À la chute de l'Empire Romain d'Occident, la région subit les grandes invasions, et notamment le passage des Vandales qui ravagent Angoulême en 407. L’Aquitaine est pacifiée par les Wisigoths, et passe sous leur domination en 418. Avec l'avènement d'Euric en 466, les Wisigoths, adeptes de la version arianiste du christianisme, lancent des persécutions contre les catholiques et en particulier contre le clergé. Ils détruisent la première cathédrale d'Angoulême et la remplacent par un édifice du culte arien dédié à saint Saturnin[1], tandis que le siège de l’évêché est laissé vacant par Euric en 472.
En 508, juste après sa victoire sur les Wisigoths, Clovis prend Angoulême, miraculeusement selon Grégoire de Tours et Adémar de Chabannes. En effet, sur les conseils de son chapelain Lupicin, il fit porter en procession sous les remparts de la ville des reliques attribuées à Jésus-Christ en croix. Les murailles de la ville se seraient écroulées devant lui et des pierres du rempart l'auraient blessé à une jambe. En rappel de cette prise, une jambe sculptée figure sur une tour de la 2e enceinte datant du XIIe siècle. Clovis nomma son chapelain Lupicin nouvel évêque de la ville et fit abattre l'ancienne cathédrale wisigothe. Lupicin, qui resta 30 ans sur le siège épiscopal, en fit rebâtir une nouvelle, consacrée à saint Pierre. Seuls subsistent de cet édifice primitif deux chapiteaux sculptés en marbre qui encadrent la baie d'axe dans l'abside de l'actuelle cathédrale.
Au VIe siècle, saint Cybard est resté à vivre en reclus, dans une grotte située sous le rempart nord d'Angoulême, en prolongement du Jardin vert, où il soignait les pauvres et accomplissait des miracles,. Ceci entraîne à sa mort la création de la première abbaye, l’abbaye Saint-Cybard, alors que la création de la première abbaye de femmes, l’abbaye Saint-Ausone, s'est faite ultérieurement au Xe siècle, sur la tombe d'Ausone. Saint Cybard est le saint patron du diocèse.
Grimoard de Mussidan, évêque d'Angoulême (991-1018) fit édifier une nouvelle cathédrale en 991, l'ancienne ayant été incendiée sans doute par les Vikings. Abbé de Brantôme en Périgord, il utilisa les revenus de l'abbaye pour financer la construction de la cathédrale. Elle fut consacrée en 1015, mais ne dura qu'un siècle, ses dimensions étant trop réduites.

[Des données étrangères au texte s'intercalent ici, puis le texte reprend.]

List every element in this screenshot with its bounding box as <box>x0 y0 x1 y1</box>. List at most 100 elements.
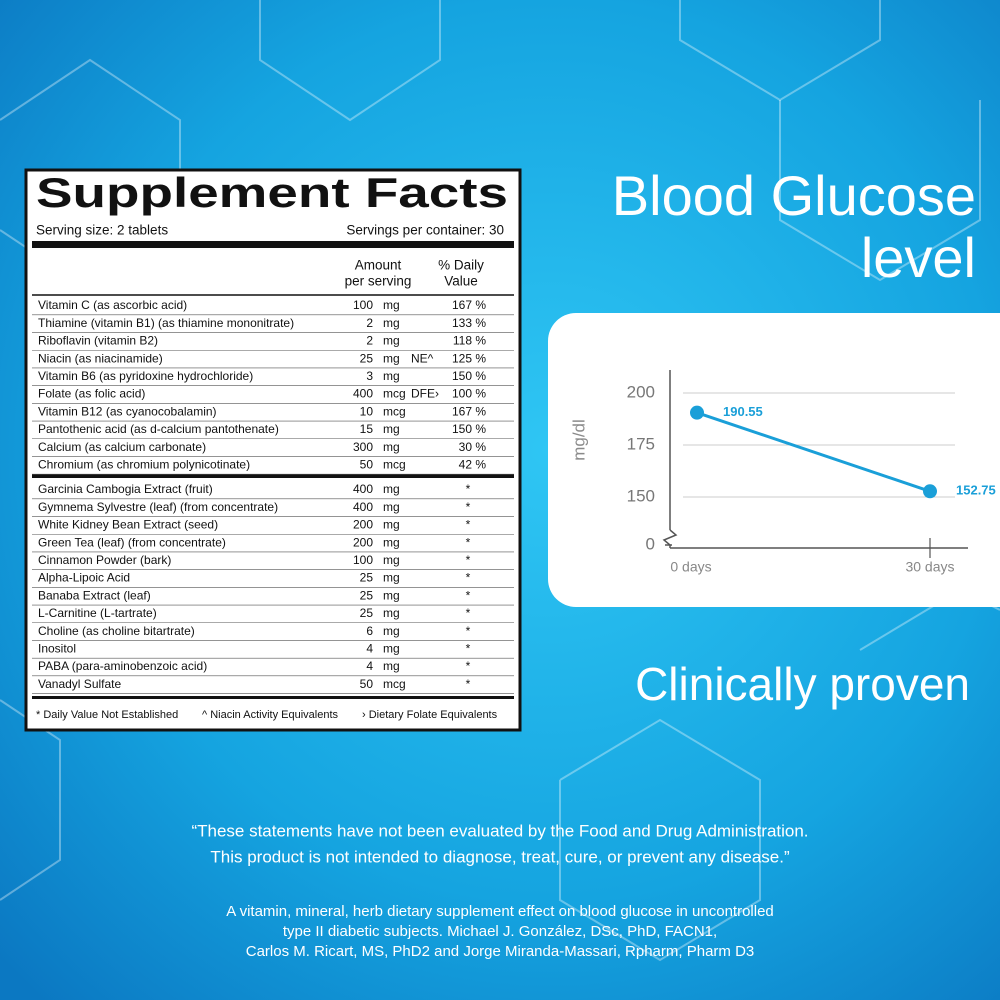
unit: mcg <box>383 404 406 418</box>
unit: mg <box>383 440 400 454</box>
daily-value: * <box>466 606 471 620</box>
nutrient-name: Vitamin B6 (as pyridoxine hydrochloride) <box>38 369 253 383</box>
amount: 3 <box>366 369 373 383</box>
nutrient-name: Cinnamon Powder (bark) <box>38 553 171 567</box>
nutrient-name: Thiamine (vitamin B1) (as thiamine monon… <box>38 316 294 330</box>
daily-value: * <box>466 659 471 673</box>
amount: 200 <box>353 535 373 549</box>
x-tick-label: 0 days <box>670 559 711 575</box>
amount: 100 <box>353 553 373 567</box>
unit: mg <box>383 518 400 532</box>
footnote: * Daily Value Not Established <box>36 709 178 721</box>
amount: 2 <box>366 334 373 348</box>
disclaimer: “These statements have not been evaluate… <box>191 821 808 840</box>
unit: mg <box>383 351 400 365</box>
amount: 2 <box>366 316 373 330</box>
amount: 200 <box>353 518 373 532</box>
nutrient-name: Chromium (as chromium polynicotinate) <box>38 457 250 471</box>
citation: A vitamin, mineral, herb dietary supplem… <box>226 903 774 920</box>
daily-value: * <box>466 677 471 691</box>
facts-title: Supplement Facts <box>36 169 508 216</box>
unit: mcg <box>383 457 406 471</box>
daily-value: 30 % <box>459 440 487 454</box>
y-tick-label: 150 <box>627 486 655 505</box>
citation: type II diabetic subjects. Michael J. Go… <box>283 923 717 940</box>
daily-value: * <box>466 624 471 638</box>
amount: 10 <box>360 404 374 418</box>
axis-break <box>662 529 678 548</box>
amount: 50 <box>360 457 374 471</box>
value-label: 152.75 <box>956 483 996 498</box>
citation: Carlos M. Ricart, MS, PhD2 and Jorge Mir… <box>246 943 755 960</box>
amount: 15 <box>360 422 374 436</box>
nutrient-name: Alpha-Lipoic Acid <box>38 571 130 585</box>
unit: mg <box>383 571 400 585</box>
nutrient-name: Niacin (as niacinamide) <box>38 351 163 365</box>
servings-per-container: Servings per container: 30 <box>346 223 504 238</box>
nutrient-name: Folate (as folic acid) <box>38 387 145 401</box>
nutrient-name: Vanadyl Sulfate <box>38 677 121 691</box>
amount: 6 <box>366 624 373 638</box>
divider <box>32 474 514 478</box>
daily-value: * <box>466 500 471 514</box>
nutrient-name: L-Carnitine (L-tartrate) <box>38 606 157 620</box>
daily-value: * <box>466 588 471 602</box>
amount: 25 <box>360 606 374 620</box>
dv-header: Value <box>444 274 478 289</box>
footnote: › Dietary Folate Equivalents <box>362 709 498 721</box>
daily-value: * <box>466 641 471 655</box>
amount: 25 <box>360 571 374 585</box>
unit: mg <box>383 606 400 620</box>
unit: mg <box>383 334 400 348</box>
nutrient-name: Gymnema Sylvestre (leaf) (from concentra… <box>38 500 278 514</box>
nutrient-name: Green Tea (leaf) (from concentrate) <box>38 535 226 549</box>
unit: mcg <box>383 387 406 401</box>
amount: 300 <box>353 440 373 454</box>
nutrient-name: Pantothenic acid (as d-calcium pantothen… <box>38 422 279 436</box>
daily-value: 167 % <box>452 404 486 418</box>
unit: mg <box>383 422 400 436</box>
nutrient-name: Choline (as choline bitartrate) <box>38 624 195 638</box>
chart-card <box>548 313 1000 607</box>
amount: 400 <box>353 387 373 401</box>
amount: 100 <box>353 298 373 312</box>
nutrient-name: Riboflavin (vitamin B2) <box>38 334 158 348</box>
daily-value: 167 % <box>452 298 486 312</box>
unit: mg <box>383 316 400 330</box>
nutrient-name: Calcium (as calcium carbonate) <box>38 440 206 454</box>
daily-value: 150 % <box>452 369 486 383</box>
y-tick-label: 200 <box>627 382 655 401</box>
unit: mg <box>383 624 400 638</box>
amount-header: Amount <box>355 258 402 273</box>
daily-value: * <box>466 553 471 567</box>
daily-value: * <box>466 535 471 549</box>
unit: mcg <box>383 677 406 691</box>
headline: level <box>861 226 976 289</box>
unit: mg <box>383 535 400 549</box>
daily-value: 42 % <box>459 457 487 471</box>
unit: mg <box>383 482 400 496</box>
unit: mg <box>383 369 400 383</box>
amount: 4 <box>366 659 373 673</box>
data-point <box>690 405 704 420</box>
divider <box>32 696 514 699</box>
daily-value: 125 % <box>452 351 486 365</box>
divider <box>32 241 514 248</box>
daily-value: * <box>466 571 471 585</box>
daily-value: * <box>466 482 471 496</box>
daily-value: 133 % <box>452 316 486 330</box>
nutrient-name: Vitamin C (as ascorbic acid) <box>38 298 187 312</box>
claim: Clinically proven <box>635 658 970 710</box>
nutrient-name: Vitamin B12 (as cyanocobalamin) <box>38 404 217 418</box>
serving-size: Serving size: 2 tablets <box>36 223 168 238</box>
unit: mg <box>383 659 400 673</box>
data-point <box>923 484 937 499</box>
data-line <box>696 411 931 493</box>
nutrient-name: White Kidney Bean Extract (seed) <box>38 518 218 532</box>
dv-header: % Daily <box>438 258 484 273</box>
daily-value: 150 % <box>452 422 486 436</box>
footnote: ^ Niacin Activity Equivalents <box>202 709 338 721</box>
nutrient-name: Banaba Extract (leaf) <box>38 588 151 602</box>
amount: 25 <box>360 351 374 365</box>
headline: Blood Glucose <box>612 164 976 227</box>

La région, notamment du côté saintongeais connaît un élan de construction de monuments religieux dans un contexte d'épanouissement de l'art roman saintongeais dont il reste de nombreux témoins aujourd'hui.

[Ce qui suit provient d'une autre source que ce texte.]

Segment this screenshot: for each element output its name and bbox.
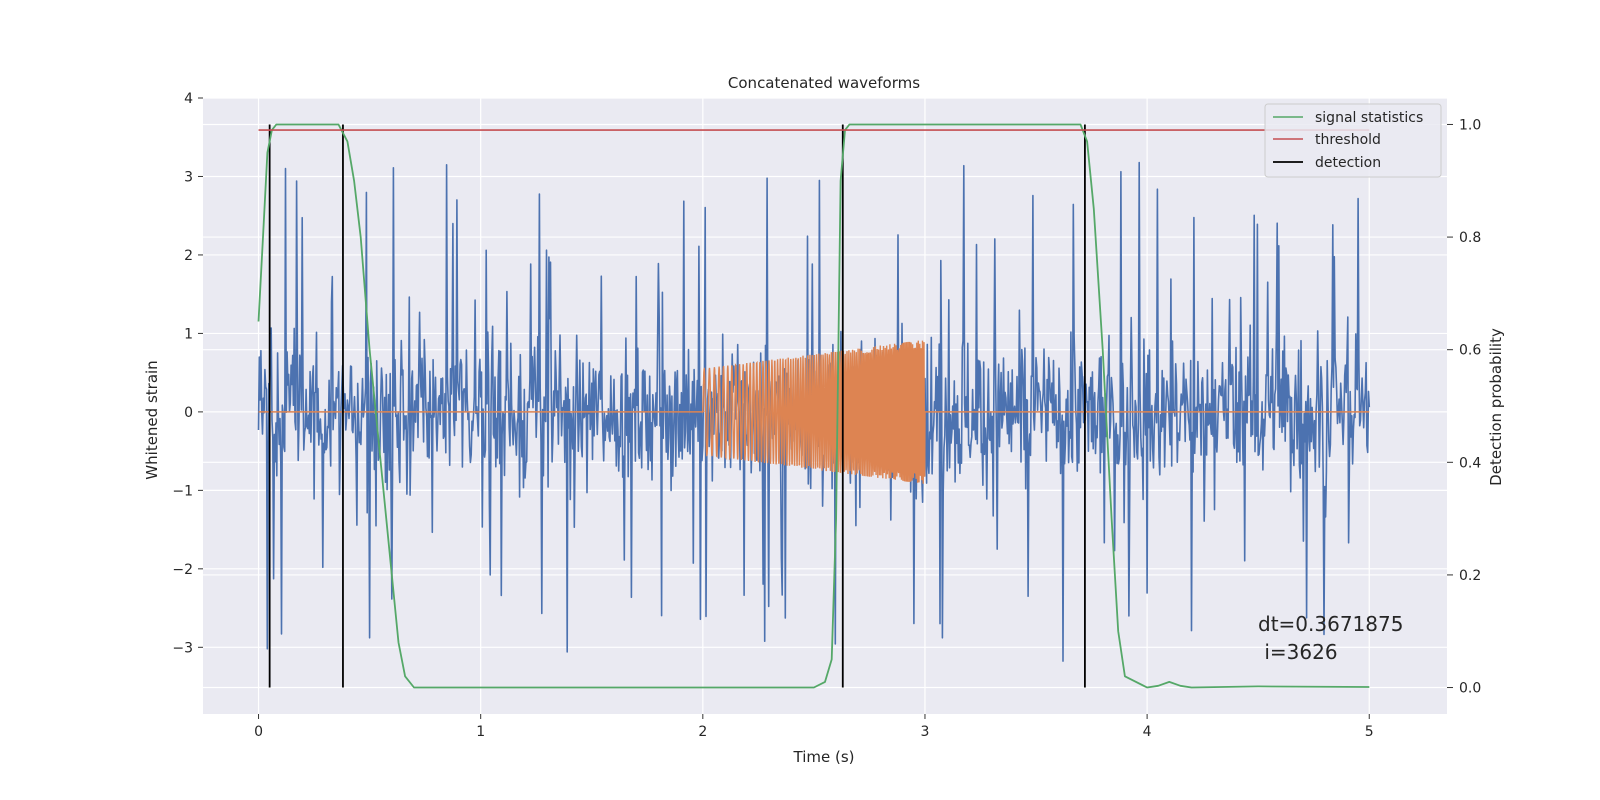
y-tick-label: 0 xyxy=(184,405,193,421)
injection-line xyxy=(258,340,1370,484)
signal-statistics-line xyxy=(257,123,1370,689)
y-tick-label: −3 xyxy=(172,640,193,656)
y2-tick-label: 1.0 xyxy=(1459,117,1481,133)
x-tick-label: 0 xyxy=(254,724,263,740)
y2-tick-label: 0.0 xyxy=(1459,681,1481,697)
legend-label-threshold: threshold xyxy=(1315,132,1381,148)
signal-statistics-layer xyxy=(257,123,1370,689)
detection-lines xyxy=(268,124,1086,688)
legend: signal statistics threshold detection xyxy=(1264,103,1442,178)
y-tick-label: 3 xyxy=(184,169,193,185)
y2-tick-label: 0.8 xyxy=(1459,230,1481,246)
x-tick-label: 1 xyxy=(476,724,485,740)
injection-waveform xyxy=(258,340,1370,484)
chart-title: Concatenated waveforms xyxy=(728,74,920,92)
y-tick-label: −2 xyxy=(172,562,193,578)
y-axis-label: Whitened strain xyxy=(143,360,161,479)
y2-tick-label: 0.4 xyxy=(1459,455,1481,471)
y2-axis-label: Detection probability xyxy=(1487,328,1505,486)
y2-tick-label: 0.6 xyxy=(1459,343,1481,359)
x-tick-label: 5 xyxy=(1365,724,1374,740)
legend-label-detection: detection xyxy=(1315,155,1381,171)
x-tick-label: 4 xyxy=(1143,724,1152,740)
annotation-i: i=3626 xyxy=(1258,640,1338,664)
x-tick-label: 2 xyxy=(698,724,707,740)
y-tick-label: 1 xyxy=(184,326,193,342)
y-tick-label: 4 xyxy=(184,91,193,107)
x-axis-label: Time (s) xyxy=(793,748,855,766)
annotation-dt: dt=0.3671875 xyxy=(1258,612,1403,636)
annotation: dt=0.3671875 i=3626 xyxy=(1258,612,1403,664)
y-tick-label: −1 xyxy=(172,483,193,499)
legend-label-signal-statistics: signal statistics xyxy=(1315,110,1423,126)
y-tick-label: 2 xyxy=(184,248,193,264)
axes: 0 1 2 3 4 5 −3 −2 −1 0 1 2 3 4 0.0 0.2 0.4 0.6 0.8 1.0 xyxy=(172,91,1481,740)
y2-tick-label: 0.2 xyxy=(1459,568,1481,584)
x-tick-label: 3 xyxy=(921,724,930,740)
legend-frame xyxy=(1264,103,1442,178)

En 1110, l'évêque Girard II fait ordonner la construction des maisons épiscopales et de la cathédrale actuelle. L'évêque se révéla être un artiste de premier plan. Il dirigea les travaux de sa cathédrale sous la surveillance du chanoine Itier Archambaud, mort en 1125. Ceux-ci commencèrent vers 1110 et l'église fut consacrée en 1128. Sous l'impulsion de Girard II, quelques abbayes et églises voient aussi le jour.

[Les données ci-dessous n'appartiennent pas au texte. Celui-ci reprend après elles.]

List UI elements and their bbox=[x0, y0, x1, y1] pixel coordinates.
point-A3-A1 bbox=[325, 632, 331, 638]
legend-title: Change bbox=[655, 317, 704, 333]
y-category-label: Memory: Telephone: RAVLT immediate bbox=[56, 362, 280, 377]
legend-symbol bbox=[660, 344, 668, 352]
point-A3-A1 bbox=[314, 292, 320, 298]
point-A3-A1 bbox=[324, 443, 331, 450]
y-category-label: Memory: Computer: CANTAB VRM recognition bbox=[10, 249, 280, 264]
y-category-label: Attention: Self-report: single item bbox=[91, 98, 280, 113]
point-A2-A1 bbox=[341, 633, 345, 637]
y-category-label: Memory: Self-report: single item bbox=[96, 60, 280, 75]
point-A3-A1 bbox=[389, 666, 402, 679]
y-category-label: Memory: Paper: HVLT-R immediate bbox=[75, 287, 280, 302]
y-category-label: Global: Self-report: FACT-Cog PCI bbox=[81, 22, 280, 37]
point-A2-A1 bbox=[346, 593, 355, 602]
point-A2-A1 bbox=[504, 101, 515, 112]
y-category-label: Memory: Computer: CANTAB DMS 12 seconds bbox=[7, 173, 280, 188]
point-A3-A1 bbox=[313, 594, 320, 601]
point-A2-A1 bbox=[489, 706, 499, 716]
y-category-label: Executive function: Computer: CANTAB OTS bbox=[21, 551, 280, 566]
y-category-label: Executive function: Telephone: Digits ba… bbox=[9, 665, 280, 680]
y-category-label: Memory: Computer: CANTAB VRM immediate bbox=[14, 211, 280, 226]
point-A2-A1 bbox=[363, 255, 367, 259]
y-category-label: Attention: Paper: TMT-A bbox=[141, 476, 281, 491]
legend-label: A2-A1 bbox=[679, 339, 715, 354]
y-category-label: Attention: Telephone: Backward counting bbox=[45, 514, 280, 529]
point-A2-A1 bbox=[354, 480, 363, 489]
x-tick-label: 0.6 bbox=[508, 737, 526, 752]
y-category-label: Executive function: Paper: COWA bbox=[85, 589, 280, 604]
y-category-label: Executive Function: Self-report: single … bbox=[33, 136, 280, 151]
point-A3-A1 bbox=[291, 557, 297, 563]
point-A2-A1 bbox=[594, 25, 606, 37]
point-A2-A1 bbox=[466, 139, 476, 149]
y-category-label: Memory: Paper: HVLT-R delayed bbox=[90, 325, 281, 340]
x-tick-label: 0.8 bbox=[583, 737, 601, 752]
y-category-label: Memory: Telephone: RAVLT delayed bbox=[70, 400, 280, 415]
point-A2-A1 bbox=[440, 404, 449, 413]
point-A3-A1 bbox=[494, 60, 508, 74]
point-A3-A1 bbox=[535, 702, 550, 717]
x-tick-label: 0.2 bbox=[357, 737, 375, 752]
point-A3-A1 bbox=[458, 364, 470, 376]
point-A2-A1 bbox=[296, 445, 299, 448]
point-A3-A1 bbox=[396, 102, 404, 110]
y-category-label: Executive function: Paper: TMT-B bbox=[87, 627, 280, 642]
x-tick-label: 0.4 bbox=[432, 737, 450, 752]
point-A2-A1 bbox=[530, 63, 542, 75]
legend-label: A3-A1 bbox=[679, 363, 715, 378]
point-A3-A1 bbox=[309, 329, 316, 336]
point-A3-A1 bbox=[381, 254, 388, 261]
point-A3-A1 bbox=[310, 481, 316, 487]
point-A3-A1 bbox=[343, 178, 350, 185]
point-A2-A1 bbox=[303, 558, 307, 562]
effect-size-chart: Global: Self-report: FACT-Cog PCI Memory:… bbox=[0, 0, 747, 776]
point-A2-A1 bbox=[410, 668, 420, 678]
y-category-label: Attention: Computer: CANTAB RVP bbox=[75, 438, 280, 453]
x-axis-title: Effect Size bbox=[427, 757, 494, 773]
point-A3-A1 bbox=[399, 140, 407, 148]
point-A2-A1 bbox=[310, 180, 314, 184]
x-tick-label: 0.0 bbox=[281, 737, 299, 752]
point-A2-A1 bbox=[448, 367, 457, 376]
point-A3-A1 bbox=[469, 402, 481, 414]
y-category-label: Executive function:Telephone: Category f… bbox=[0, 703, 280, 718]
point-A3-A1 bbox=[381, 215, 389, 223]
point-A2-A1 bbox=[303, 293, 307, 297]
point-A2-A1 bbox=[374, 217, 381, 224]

Aux XIVe et XVe siècles, la région est sujette à des tensions entre la France et l'Angleterre dans le cadre de la guerre de Cent Ans, et affectée par les désastres de la peste noire. Cette situation a eu pour conséquences la fortification et/ou la destruction de certains édifices religieux, un déclin démographique, puis l'émigration de populations poitevines et angevines, faisant disparaître la langue occitane au profit du saintongeais moderne. En effet, à la veille du traité de Brétigny les abbayes, prieurés, couvent ou églises étaient appauvris ou ruinés[2].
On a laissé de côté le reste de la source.